The resulting algorithm was surprisingly successful at detecting meteor trails in the 6,000 real digital photos that had been manually examined and annotated by Zhang. It found Zhang’s 70 meteors, but also identified quite a few others. Hancock gleefully recounts: “Chai and Meka were initially disappointed that their algorithm wasn’t working well, and generating so many ‘false positive’ results. But when we manually re-examined the images identified in the results, in every case we found genuine examples of very faint meteor trails, or other transient phenomena such as satellites. It was far more sensitive to faint meteors than we expected it to be.”
The algorithm is now being trained on a larger artificial data set that incorporates different weather events such as high cloud, different phases of the Moon, and different amounts of Galactic background (the Milky Way) in the sky at different times of year, to enable it to better identify meteor trails under varying conditions.
“We’ve now got it up to 100% accurate on real data”, says Chai. “We don’t actually know how many meteors are in those images – it’s a big universe – but 100% of our predictions are meteors or other recognised transients.”
The team is now working to calibrate the astrocam images so that the brightness of stars and transient events it captures can be measured against a universal scale.
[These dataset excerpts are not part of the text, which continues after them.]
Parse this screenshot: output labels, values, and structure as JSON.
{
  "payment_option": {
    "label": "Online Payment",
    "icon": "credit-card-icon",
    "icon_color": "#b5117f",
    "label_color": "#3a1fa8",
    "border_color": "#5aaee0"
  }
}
From there they can transfer the calibration to the cameras in the DFN network, allowing brightness data to be accessed within the petabytes of data stored in the Pawsey Supercomputing Centre archives since the DFN went digital four years ago.
“So much extra science can be done because all of the information is already in the data”, Hancock enthuses. “We just need to develop these algorithms to extract it. There’s lots of information in the brightness profile we could explore – are bright fireballs simply bigger versions of the faint ones, or are they qualitatively different? How does the brightness of the meteor change through its trajectory? What does that tell you about the density of the atmosphere or the fragmentation of the meteor? Over four years of data, how does the incidence and brightness of meteors across Australia vary?”
The algorithm will be able to sift through years of accumulated observations, finding rare events like meteor trails to compare against the radio emissions recorded at the same time and location by the MWA. Automating feature detection in the optical and hence the radio data will allow the team to detect and study all sorts of transient events, from meteors and supernovae to space junk re-entering the atmosphere.
Hancock sums it up: “A rule of thumb in astronomy is that if you build a new instrument, or develop a new capability, you will find new things. How you look for things in the Universe affects what you actually see. So if you look at the Universe in a new way, like combining transient signals in the audio and radio, you will see things no-one else has seen before. There are things we know we will find, daytime meteors for example, but the real excitement is in what else may be out there. Who knows what will turn up once we start looking?”
The dataset is already there, but it will take a machine learning algorithm to find the matching needles in the haystack so we can read it properly.